I had one of those weeks recently. You know the kind that attacks you from every angle? It came at me with everything it had, knew every vulnerability, every weak spot and just kept swinging. I slumped over like a beaten up boxer in the corner of the ring, concerned spectators leaning in and asking if I was ok. They told me it was an unfair fight, that there was no shame in giving up and letting go. I wanted to. I was tired and hurt. I waited for the tears, but they just never came.
I spent the first half of my life trying to be stoic and not let anyone see me cry. Determined to keep a sense of control, despite wanting to seek comfort in others. That was what I understood strength to be. Over time however I began to see this response had more negative impacts on me than anyone else, so I started to learn how to be open and vulnerable.
Learning to cry in front of others was awkward at first. I couldn’t seem to get the timing right. I’d banked up so much it kind of just leaked out at strange times. Slow melodic songs with violins, particularly emotive TV commercials. Anything could set me off but eventually I got into the rhythm of it. I learnt that everyone experiences hurt and emotions differently. There wasn’t always a time and a place, so sometimes you needed to ask for some sad time. Tell people when you need comfort and not expect that they will know.
So here I was, well rehearsed in the art of having a cry and knowing that the time was ripe - but nothing came out. I put the first two failures to perform down to burn out. Perhaps I was just beyond the ability to give a fuck. But the third; a nervous reunion with a past lover and that little flame still burning in my heart blown out. I was sure that would break me. Driving home I turned up the radio expecting the melancholic tunes to be the key that would open the floodgates. Still, nothing.
Gosh, this is it...I thought to myself. About a month earlier I had started on a low dose of testosterone and hadn’t really felt anything yet. I started to wonder, is this it? Is the T is finding its way into my system? I didn’t think this would be the first thing to appear...or disappear for that matter. It felt like my emotional barometer had re-calibrated.
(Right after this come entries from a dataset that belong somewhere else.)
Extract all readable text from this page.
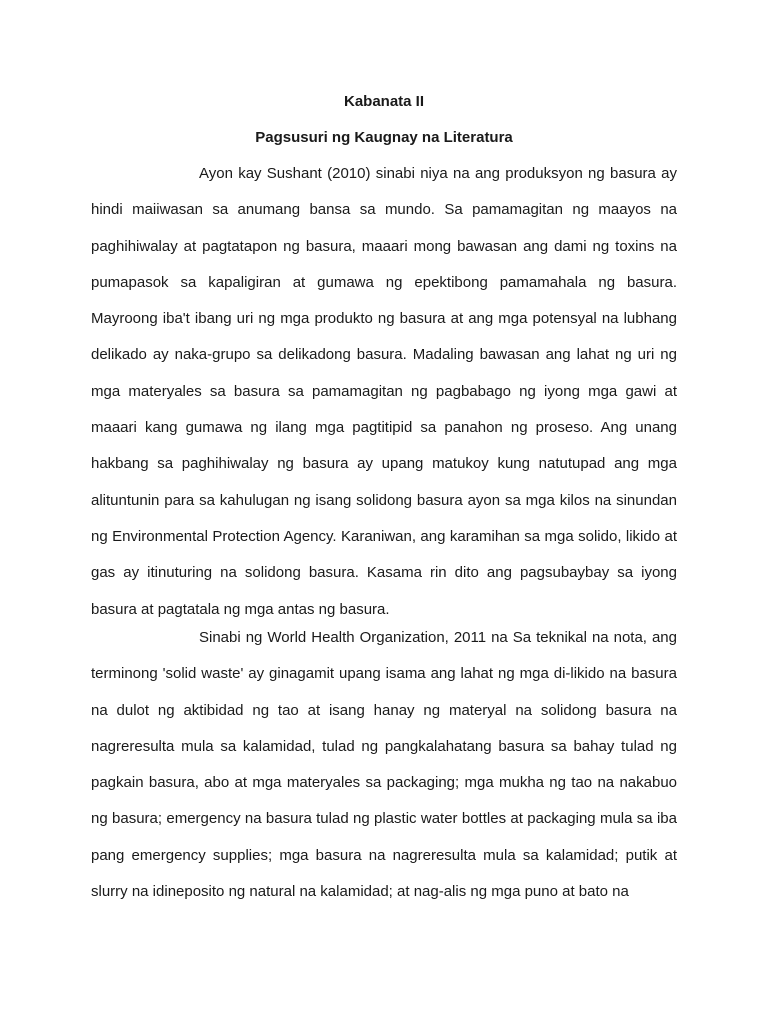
Kabanata II
Pagsusuri ng Kaugnay na Literatura

Ayon kay Sushant (2010) sinabi niya na ang produksyon ng basura ay hindi maiiwasan sa anumang bansa sa mundo. Sa pamamagitan ng maayos na paghihiwalay at pagtatapon ng basura, maaari mong bawasan ang dami ng toxins na pumapasok sa kapaligiran at gumawa ng epektibong pamamahala ng basura. Mayroong iba't ibang uri ng mga produkto ng basura at ang mga potensyal na lubhang delikado ay naka-grupo sa delikadong basura. Madaling bawasan ang lahat ng uri ng mga materyales sa basura sa pamamagitan ng pagbabago ng iyong mga gawi at maaari kang gumawa ng ilang mga pagtitipid sa panahon ng proseso. Ang unang hakbang sa paghihiwalay ng basura ay upang matukoy kung natutupad ang mga alituntunin para sa kahulugan ng isang solidong basura ayon sa mga kilos na sinundan ng Environmental Protection Agency. Karaniwan, ang karamihan sa mga solido, likido at gas ay itinuturing na solidong basura. Kasama rin dito ang pagsubaybay sa iyong basura at pagtatala ng mga antas ng basura.

Sinabi ng World Health Organization, 2011 na Sa teknikal na nota, ang terminong 'solid waste' ay ginagamit upang isama ang lahat ng mga di-likido na basura na dulot ng aktibidad ng tao at isang hanay ng materyal na solidong basura na nagreresulta mula sa kalamidad, tulad ng pangkalahatang basura sa bahay tulad ng pagkain basura, abo at mga materyales sa packaging; mga mukha ng tao na nakabuo ng basura; emergency na basura tulad ng plastic water bottles at packaging mula sa iba pang emergency supplies; mga basura na nagreresulta mula sa kalamidad; putik at slurry na idineposito ng natural na kalamidad; at nag-alis ng mga puno at bato na
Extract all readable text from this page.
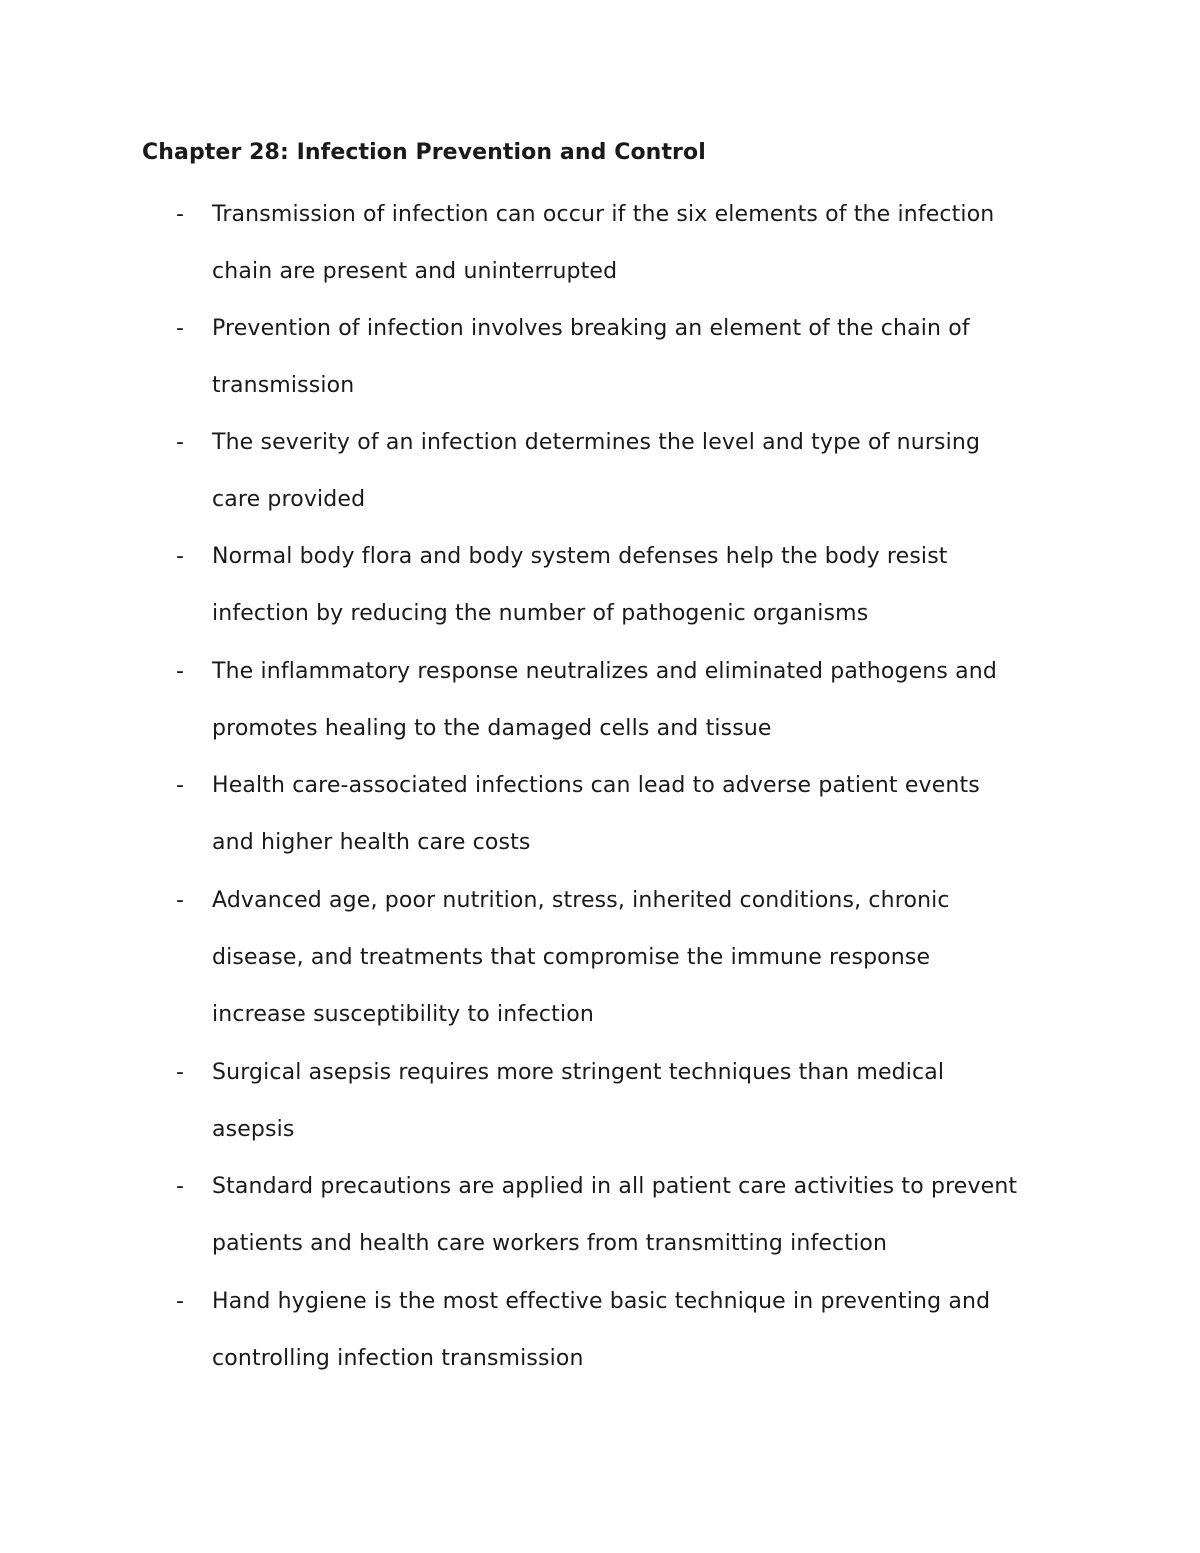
Chapter 28: Infection Prevention and Control
- Transmission of infection can occur if the six elements of the infection
chain are present and uninterrupted
- Prevention of infection involves breaking an element of the chain of
transmission
- The severity of an infection determines the level and type of nursing
care provided
- Normal body flora and body system defenses help the body resist
infection by reducing the number of pathogenic organisms
- The inflammatory response neutralizes and eliminated pathogens and
promotes healing to the damaged cells and tissue
- Health care-associated infections can lead to adverse patient events
and higher health care costs
- Advanced age, poor nutrition, stress, inherited conditions, chronic
disease, and treatments that compromise the immune response
increase susceptibility to infection
- Surgical asepsis requires more stringent techniques than medical
asepsis
- Standard precautions are applied in all patient care activities to prevent
patients and health care workers from transmitting infection
- Hand hygiene is the most effective basic technique in preventing and
controlling infection transmission
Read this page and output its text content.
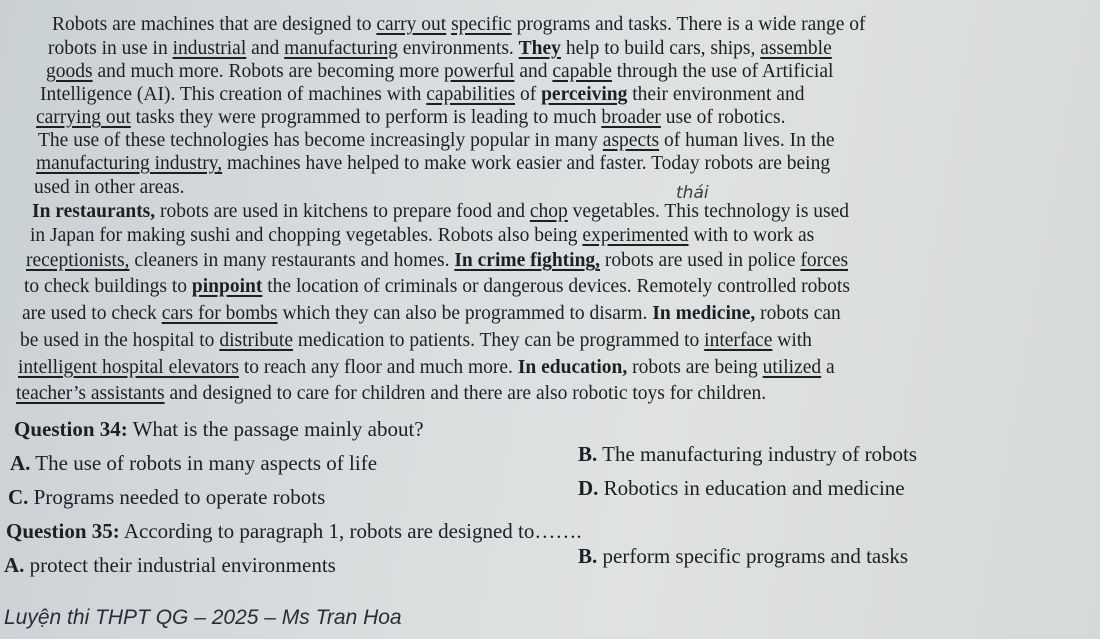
Robots are machines that are designed to carry out specific programs and tasks. There is a wide range of
robots in use in industrial and manufacturing environments. They help to build cars, ships, assemble
goods and much more. Robots are becoming more powerful and capable through the use of Artificial
Intelligence (AI). This creation of machines with capabilities of perceiving their environment and
carrying out tasks they were programmed to perform is leading to much broader use of robotics.
The use of these technologies has become increasingly popular in many aspects of human lives. In the
manufacturing industry, machines have helped to make work easier and faster. Today robots are being
used in other areas.	thái
In restaurants, robots are used in kitchens to prepare food and chop vegetables. This technology is used
in Japan for making sushi and chopping vegetables. Robots also being experimented with to work as
receptionists, cleaners in many restaurants and homes. In crime fighting, robots are used in police forces
to check buildings to pinpoint the location of criminals or dangerous devices. Remotely controlled robots
are used to check cars for bombs which they can also be programmed to disarm. In medicine, robots can
be used in the hospital to distribute medication to patients. They can be programmed to interface with
intelligent hospital elevators to reach any floor and much more. In education, robots are being utilized a
teacher’s assistants and designed to care for children and there are also robotic toys for children.
Question 34: What is the passage mainly about?
A. The use of robots in many aspects of life	B. The manufacturing industry of robots
C. Programs needed to operate robots	D. Robotics in education and medicine
Question 35: According to paragraph 1, robots are designed to…….
A. protect their industrial environments	B. perform specific programs and tasks
Luyện thi THPT QG – 2025 – Ms Tran Hoa
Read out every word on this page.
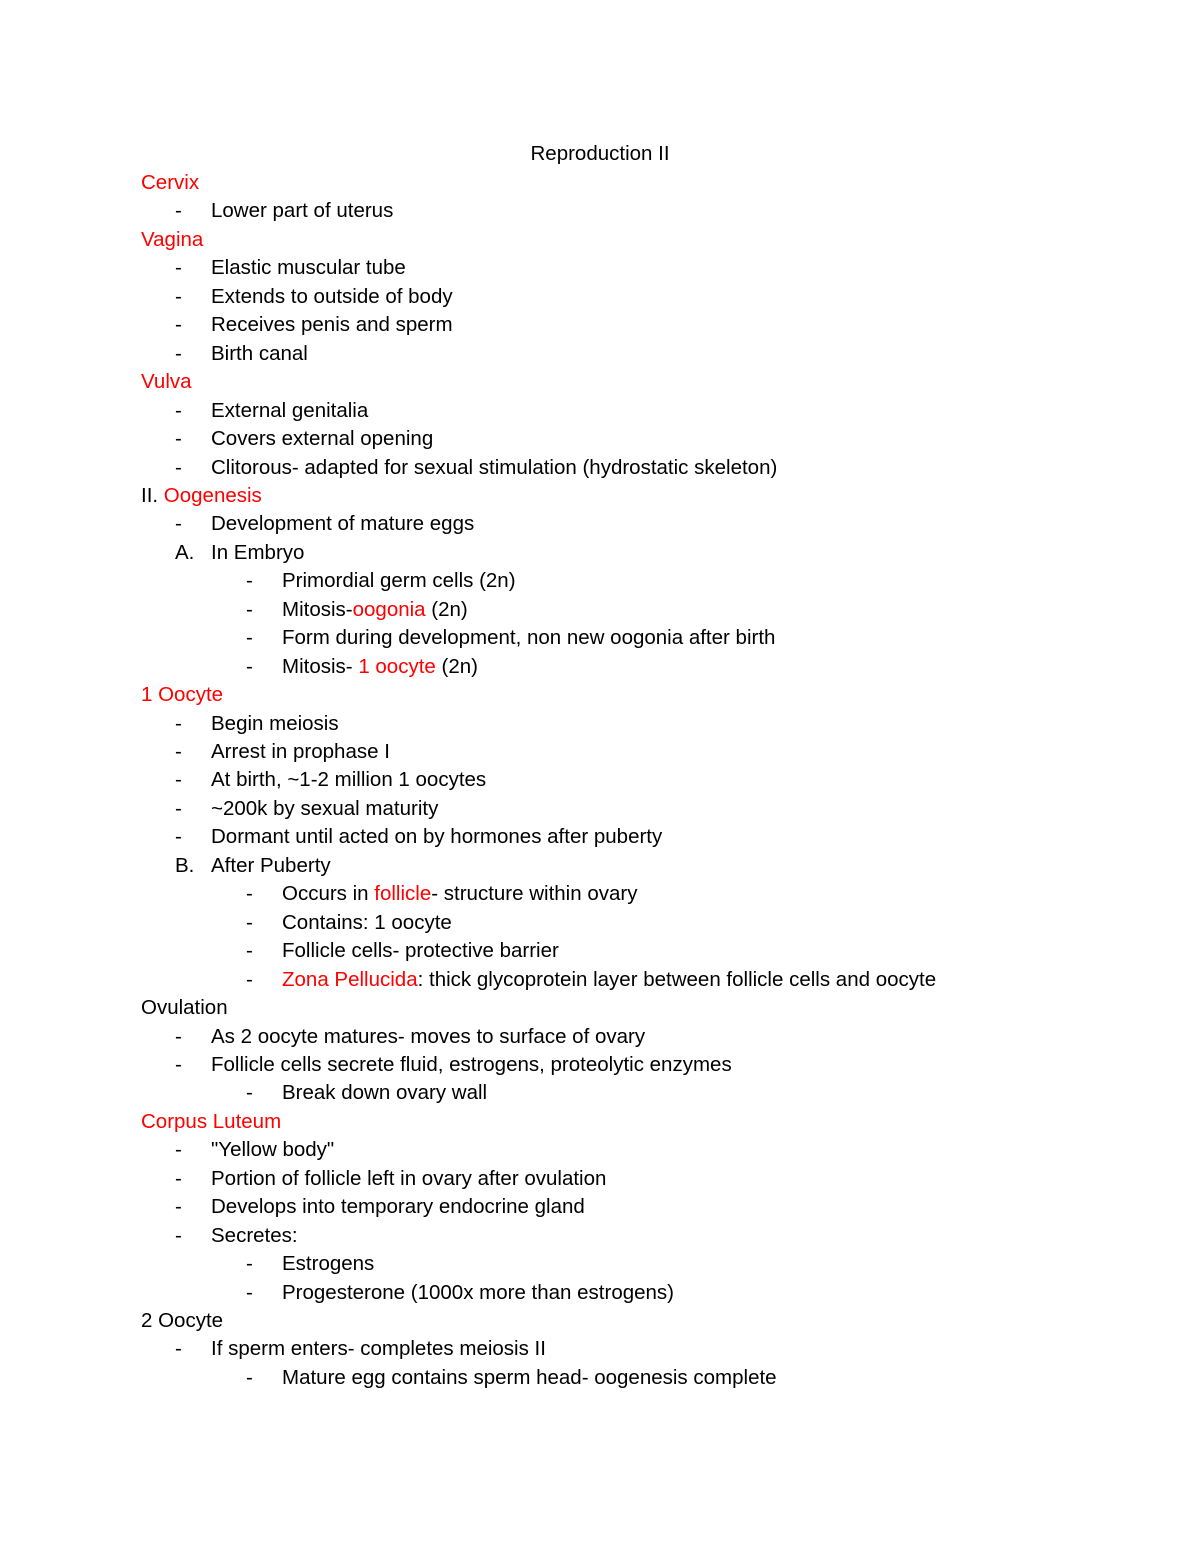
Reproduction II
Cervix
- Lower part of uterus
Vagina
- Elastic muscular tube
- Extends to outside of body
- Receives penis and sperm
- Birth canal
Vulva
- External genitalia
- Covers external opening
- Clitorous- adapted for sexual stimulation (hydrostatic skeleton)
II. Oogenesis
- Development of mature eggs
A. In Embryo
- Primordial germ cells (2n)
- Mitosis-oogonia (2n)
- Form during development, non new oogonia after birth
- Mitosis- 1 oocyte (2n)
1 Oocyte
- Begin meiosis
- Arrest in prophase I
- At birth, ~1-2 million 1 oocytes
- ~200k by sexual maturity
- Dormant until acted on by hormones after puberty
B. After Puberty
- Occurs in follicle- structure within ovary
- Contains: 1 oocyte
- Follicle cells- protective barrier
- Zona Pellucida: thick glycoprotein layer between follicle cells and oocyte
Ovulation
- As 2 oocyte matures- moves to surface of ovary
- Follicle cells secrete fluid, estrogens, proteolytic enzymes
- Break down ovary wall
Corpus Luteum
- "Yellow body"
- Portion of follicle left in ovary after ovulation
- Develops into temporary endocrine gland
- Secretes:
- Estrogens
- Progesterone (1000x more than estrogens)
2 Oocyte
- If sperm enters- completes meiosis II
- Mature egg contains sperm head- oogenesis complete
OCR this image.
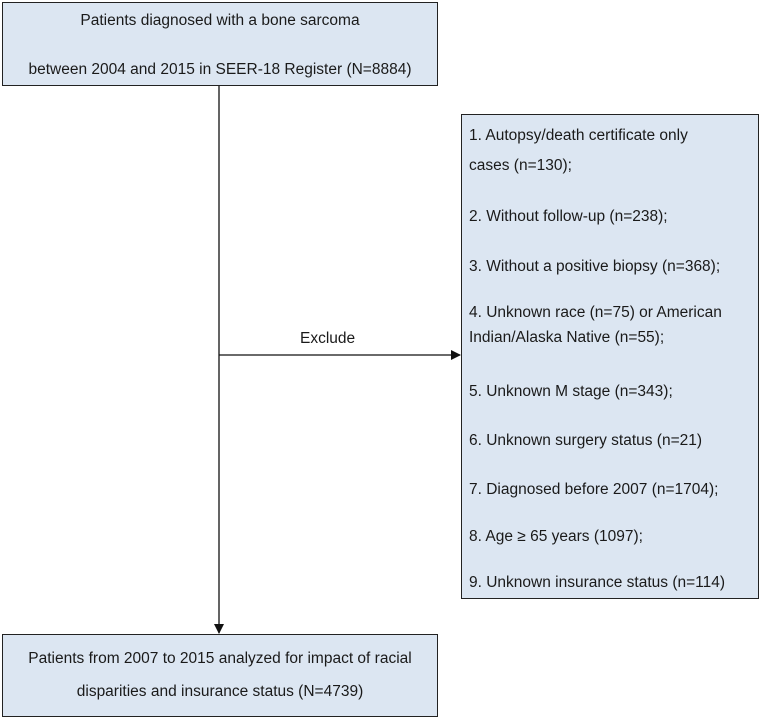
Patients diagnosed with a bone sarcoma
between 2004 and 2015 in SEER-18 Register (N=8884)
Exclude
1. Autopsy/death certificate only
cases (n=130);
2. Without follow-up (n=238);
3. Without a positive biopsy (n=368);
4. Unknown race (n=75) or American
Indian/Alaska Native (n=55);
5. Unknown M stage (n=343);
6. Unknown surgery status (n=21)
7. Diagnosed before 2007 (n=1704);
8. Age ≥ 65 years (1097);
9. Unknown insurance status (n=114)
Patients from 2007 to 2015 analyzed for impact of racial
disparities and insurance status (N=4739)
Is this how men do it? I questioned as the once overwhelming feelings passed with minimal theatrics. Is this why cis men have always claimed to be less emotional and more able to make clear rational decisions? There was a remarkable sense of control where the great lump in my throat used to be. You bastards... this explains a lot of very questionable behaviour seemingly done with such a straight face. It’s like testosterone applies some sort of emotional filter. This is both convenient and scary.
Where is it going? Am I repressing these feelings again now? I worry, but it's not like I'm fighting to hold things in. I’m inviting things to be processed, it’s just feelings are presenting differently now.
My biggest concern is that my emotions will come out in a more aggressive way. Like my first reaction to hurt won’t be to feel sad, it will be anger. That it will feel out of my control, just how I'm programmed. This is how I've seen men justify when they don’t want to be responsible for their behaviour. Is this really the case, or have they just been socialised that way?
The problem with this medication is nothing is clean cut. You don’t just wake up one day in a new body like they do in those Hollywood movies where cis women's brains get swapped into cis men's bodies. All these experiences are coming at a time when we live in an unprecedented world. Changes happening in my body are just as unusual as those happening around me.
If only you could test yourself in laboratory conditions. A nice controlled environment where there was a clear line between cause and effect. Then you would know. But life doesn’t happen in a vacuum. Life keeps happening all around you as you make these decisions. There are new stressors and old fears. PMS and pandemics. There hasn’t been a sense of normal for some time now so you are left wondering, is this the T or is it me?